Simulation of crack propagation in rocks by XFEM

Understanding the failure mode and crack propagation in rock can provide useful information for safe and economic design of various structures in rock. Many researchers have developed theoretical criteria for rock failure with crack growth based on experimental observations. Numerically using cohesive zone model for brittle material with an assumption of some plasticity is found to be a good approach to predict the crack growth in rocks. The cohesive zone model is popularly used for fracture simulation in brittle materials, uses traction-separation law. The traction-separation law represents the material damage zone in front of the crack tip where the material elements are pulled apart.
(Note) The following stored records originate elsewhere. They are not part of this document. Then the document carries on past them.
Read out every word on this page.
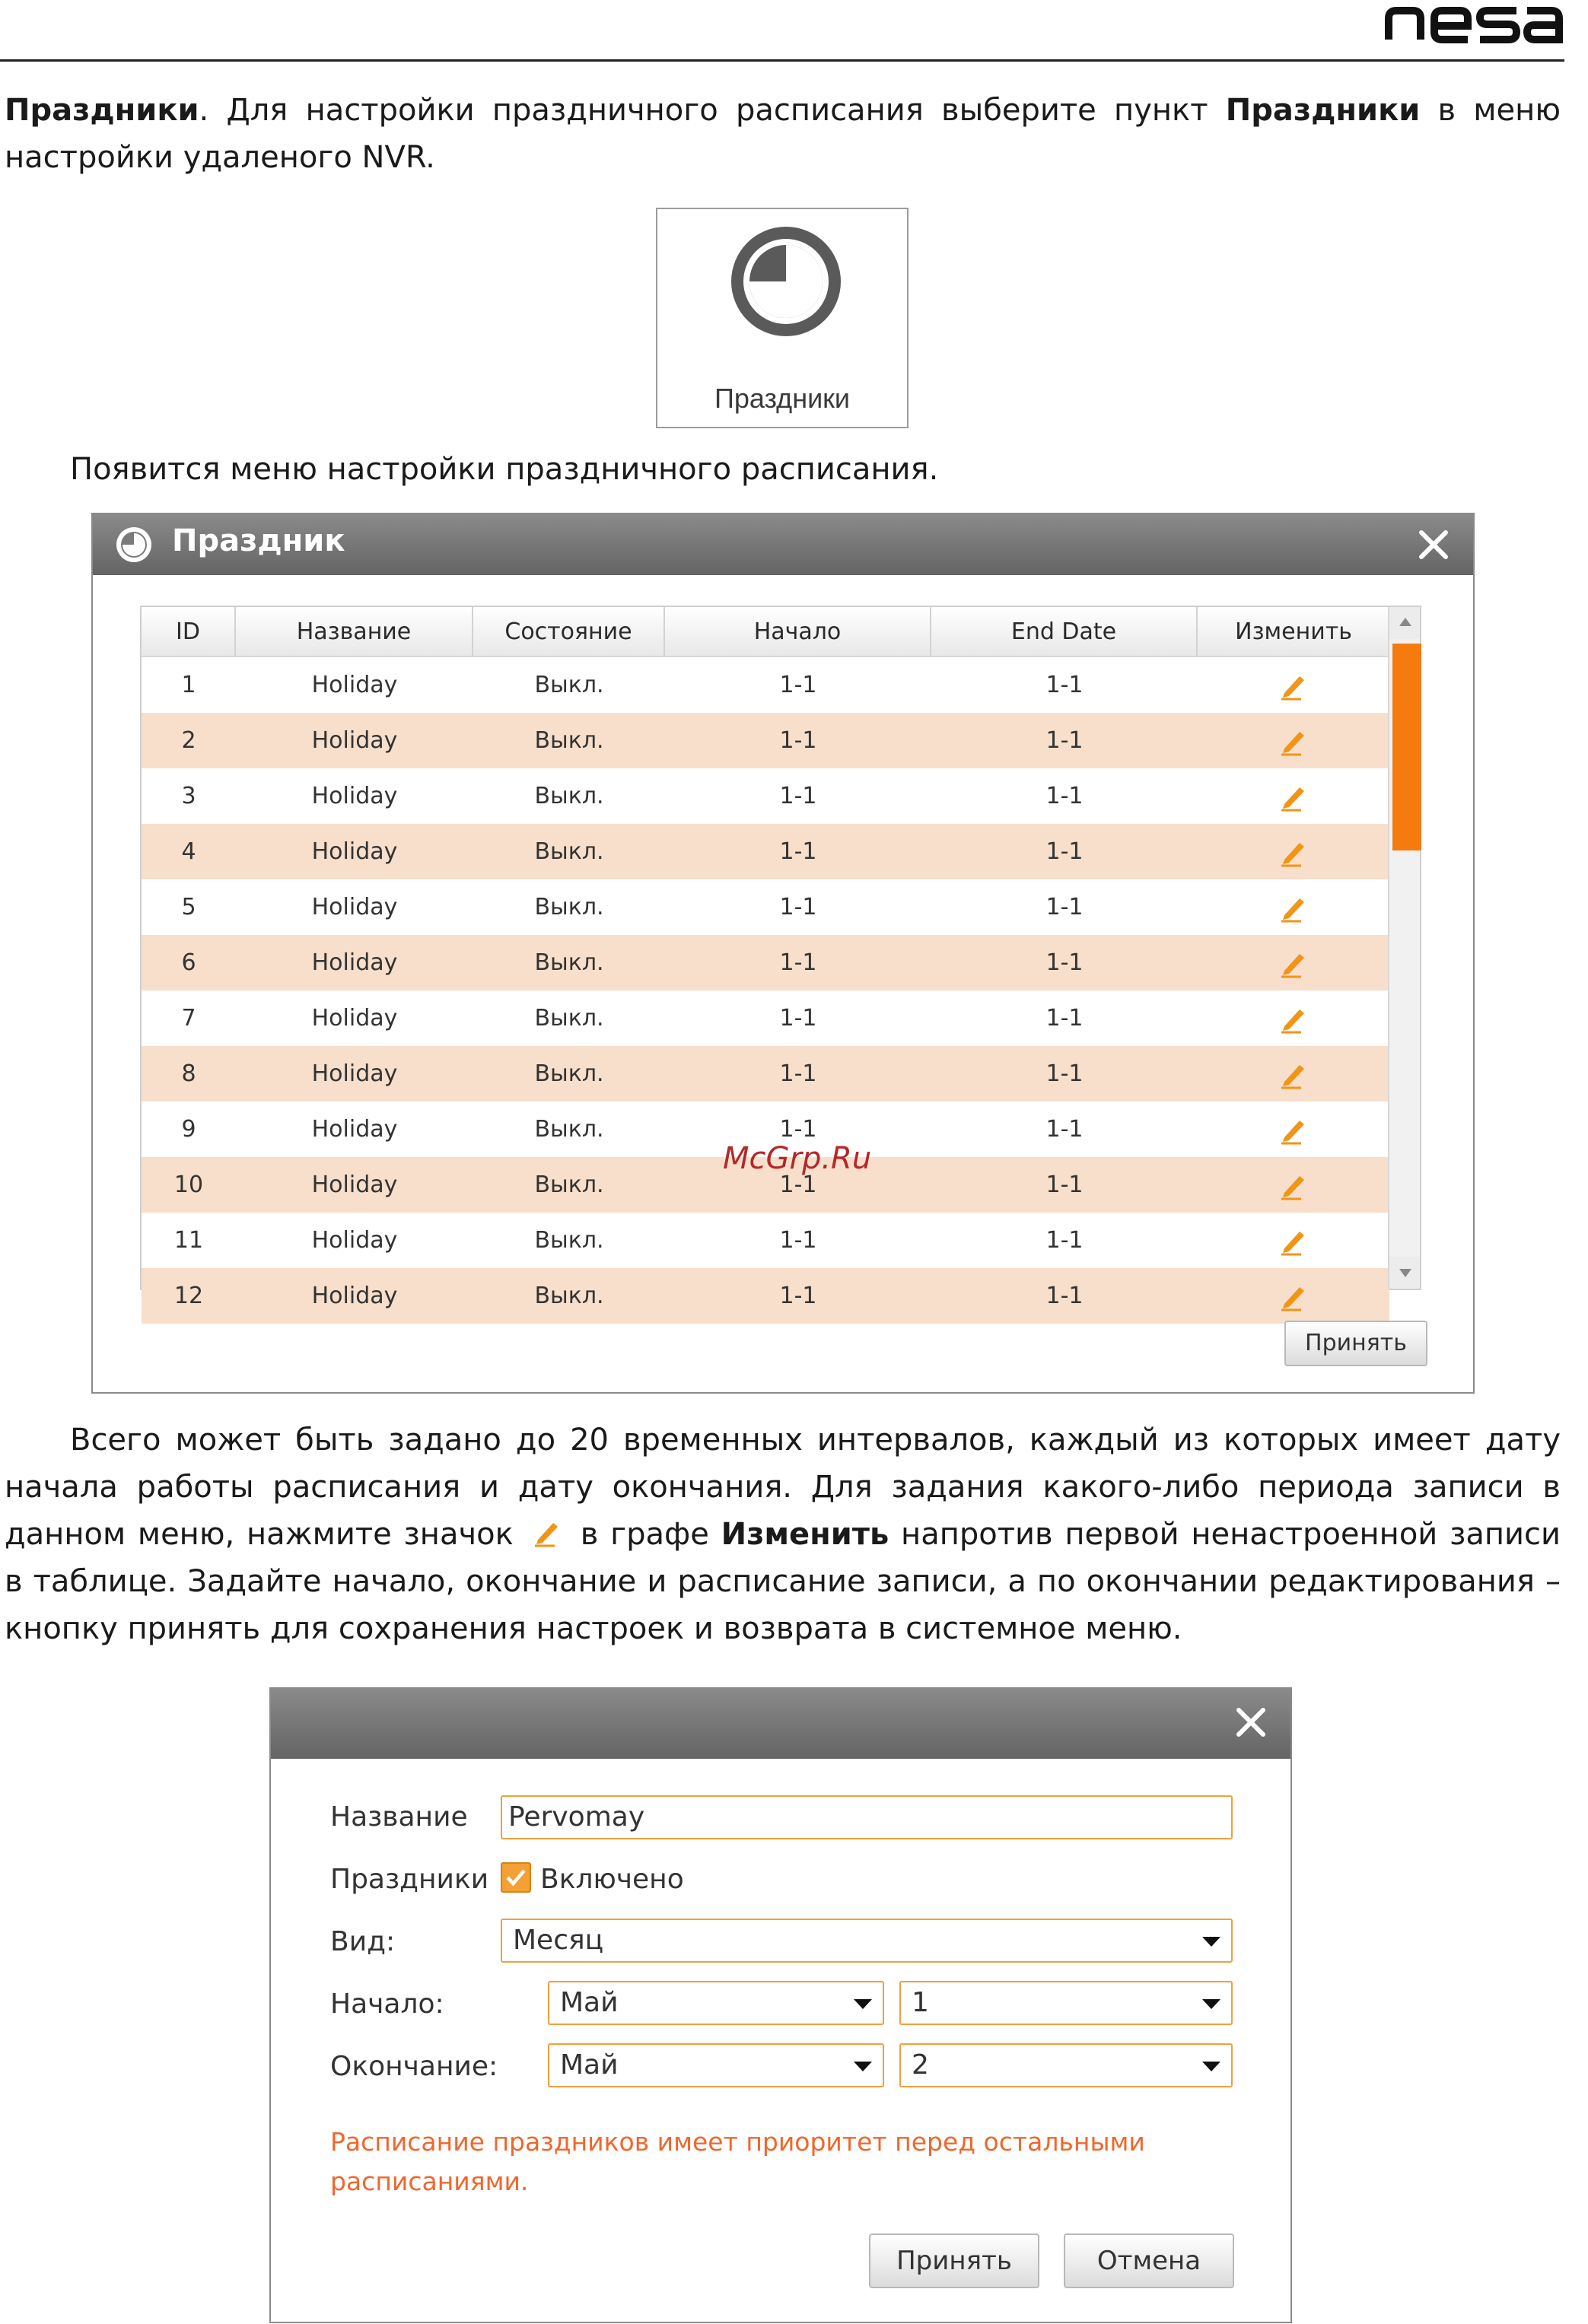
Праздники. Для настройки праздничного расписания выберите пункт Праздники в меню настройки удаленого NVR.
Праздники
Появится меню настройки праздничного расписания.
Праздник
ID	Название	Состояние	Начало	End Date	Изменить
1	Holiday	Выкл.	1-1	1-1
2	Holiday	Выкл.	1-1	1-1
3	Holiday	Выкл.	1-1	1-1
4	Holiday	Выкл.	1-1	1-1
5	Holiday	Выкл.	1-1	1-1
6	Holiday	Выкл.	1-1	1-1
7	Holiday	Выкл.	1-1	1-1
8	Holiday	Выкл.	1-1	1-1
9	Holiday	Выкл.	1-1	1-1
10	Holiday	Выкл.	1-1	1-1
11	Holiday	Выкл.	1-1	1-1
12	Holiday	Выкл.	1-1	1-1
Принять
McGrp.Ru
Всего может быть задано до 20 временных интервалов, каждый из которых имеет дату начала работы расписания и дату окончания. Для задания какого-либо периода записи в данном меню, нажмите значок в графе Изменить напротив первой ненастроенной записи в таблице. Задайте начало, окончание и расписание записи, а по окончании редактирования – кнопку принять для сохранения настроек и возврата в системное меню.
Название Pervomay
Праздники Включено
Вид:	Месяц
Начало:	Май	1
Окончание:	Май	2
Расписание праздников имеет приоритет перед остальными расписаниями.
Принять	Отмена
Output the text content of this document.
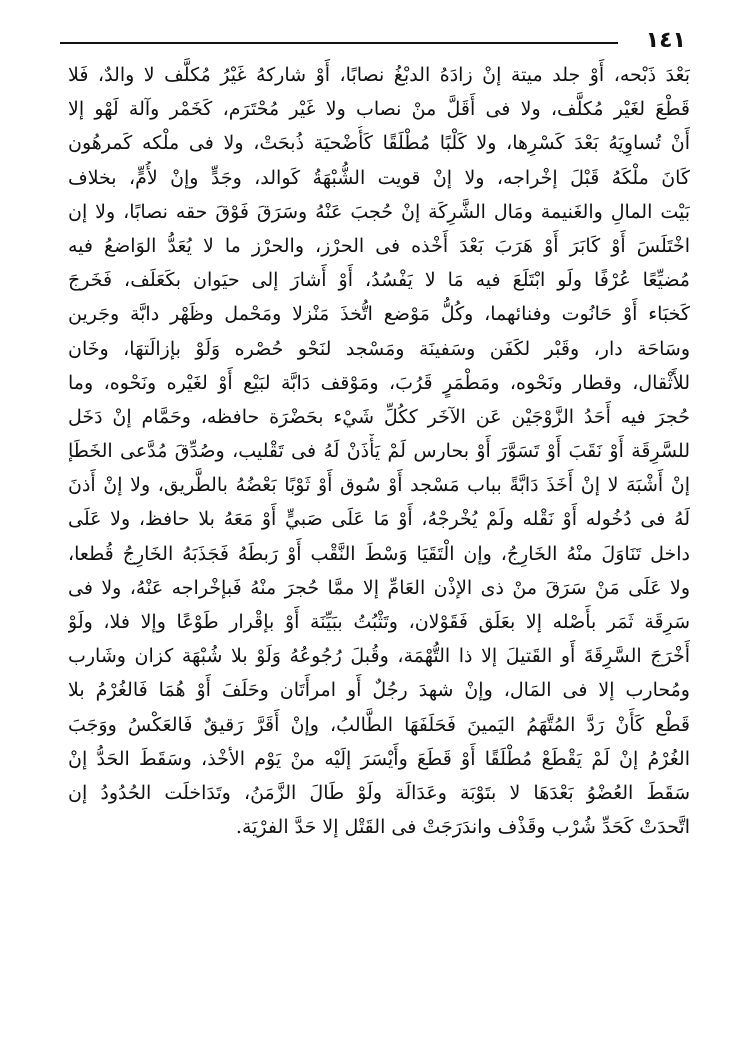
١٤١
بَعْدَ ذَبْحه، أَوْ جلد ميتة إنْ زادَهُ الدبْغُ نصابًا، أَوْ شاركهُ غَيْرُ مُكلَّف لا والدٌ، فَلا
قَطْعَ لغَيْر مُكلَّف، ولا فى أَقَلَّ منْ نصاب ولا غَيْر مُحْتَرَم، كَخَمْر وآلة لَهْو إلا
أَنْ تُساوِيَهُ بَعْدَ كَسْرِها، ولا كَلْبًا مُطْلَقًا كَأُضْحيَة ذُبحَتْ، ولا فى ملْكه كَمرهُون
كَانَ ملْكَهُ قَبْلَ إخْراجه، ولا إنْ قويت الشُّبْهَةُ كَوالد، وجَدٍّ وإنْ لأُمٍّ، بخلاف
بَيْت المالِ والغَنيمة ومَال الشَّرِكَة إنْ حُجبَ عَنْهُ وسَرَقَ فَوْقَ حقه نصابًا، ولا إن
اخْتَلَسَ أَوْ كَابَرَ أَوْ هَرَبَ بَعْدَ أَخْذه فى الحرْز، والحرْز ما لا يُعَدُّ الوَاضعُ فيه
مُضيِّعًا عُرْفًا ولَو ابْتَلَعَ فيه مَا لا يَفْسُدُ، أَوْ أَشارَ إلى حيَوان بكَعَلَف، فَخَرجَ
كَخبَاء أَوْ حَانُوت وفنائهما، وكُلُّ مَوْضع اتُّخذَ مَنْزلا ومَحْمل وظَهْر دابَّة وجَرين
وسَاحَة دار، وقَبْر لكَفَن وسَفينَة ومَسْجد لنَحْو حُصْره وَلَوْ بإزالَتهَا، وخَان
للأَثْقال، وقطار ونَحْوه، ومَطْمَرٍ قَرُبَ، ومَوْقف دَابَّة لبَيْع أَوْ لغَيْره ونَحْوه، وما
حُجرَ فيه أَحَدُ الزَّوْجَيْن عَن الآخَر ككُلِّ شَيْء بحَضْرَة حافظه، وحَمَّام إنْ دَخَل
للسَّرِقَة أَوْ نَقَبَ أَوْ تَسَوَّرَ أَوْ بحارس لَمْ يَأْذَنْ لَهُ فى تَقْليب، وصُدِّقَ مُدَّعى الخَطَإ
إنْ أَشْبَهَ لا إنْ أَخَذَ دَابَّةً بباب مَسْجد أَوْ سُوق أَوْ ثَوْبًا بَعْضُهُ بالطَّريق، ولا إنْ أَذنَ
لَهُ فى دُخُوله أَوْ نَقْله ولَمْ يُخْرجْهُ، أَوْ مَا عَلَى صَبيٍّ أَوْ مَعَهُ بلا حافظ، ولا عَلَى
داخل تَنَاوَلَ منْهُ الخَارِجُ، وإن الْتَقَيَا وَسْطَ النَّقْب أَوْ رَبطَهُ فَجَذَبَهُ الخَارِجُ قُطعا،
ولا عَلَى مَنْ سَرَقَ منْ ذى الإذْن العَامِّ إلا ممَّا حُجرَ منْهُ فَبإخْراجه عَنْهُ، ولا فى
سَرِقَة ثَمَر بأَصْله إلا بعَلَق فَقَوْلان، وتَثْبُتُ ببَيِّنَة أَوْ بإقْرار طَوْعًا وإلا فلا، ولَوْ
أَخْرَجَ السَّرِقَةَ أَو القَتيلَ إلا ذا التُّهْمَة، وقُبلَ رُجُوعُهُ وَلَوْ بلا شُبْهَة كزان وشَارب
ومُحارب إلا فى المَال، وإنْ شهدَ رجُلٌ أَو امرأَتَان وحَلَفَ أَوْ هُمَا فَالغُرْمُ بلا
قَطْع كَأَنْ رَدَّ المُتَّهَمُ اليَمينَ فَحَلَفَهَا الطَّالبُ، وإنْ أَقَرَّ رَقيقٌ فَالعَكْسُ ووَجَبَ
الغُرْمُ إنْ لَمْ يَقْطَعْ مُطْلَقًا أَوْ قَطَعَ وأَيْسَرَ إلَيْه منْ يَوْم الأخْذ، وسَقَطَ الحَدُّ إنْ
سَقَطَ العُضْوُ بَعْدَهَا لا بتَوْبَة وعَدَالَة ولَوْ طَالَ الزَّمَنُ، وتَدَاخلَت الحُدُودُ إن
اتَّحدَتْ كَحَدِّ شُرْب وقَذْف واندَرَجَتْ فى القَتْل إلا حَدَّ الفرْيَة.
The extended finite element method (XFEM) enhanced the capability of the classical finite element method capturing the crack propagation problems. The important feature of XFEM is that, it can extend the crack without any remeshing which makes it suitable for fracture process analysis. The present paper combines XFEM approach with cohesive zone model (CZM) to analyze the crack growth for rock using ABAQUS. The results of the analysis are compared with the experiments carried out in the laboratory and with available literatures on crack growth in rocks. The present paper demonstrates different crack types (tensile/shear) that gets initiated from the pre-existing flaw with respect to the applied loading. The numerical model using ABAQUS shows a good agreement with the theoretical and experimental results while predicting the crack propagation.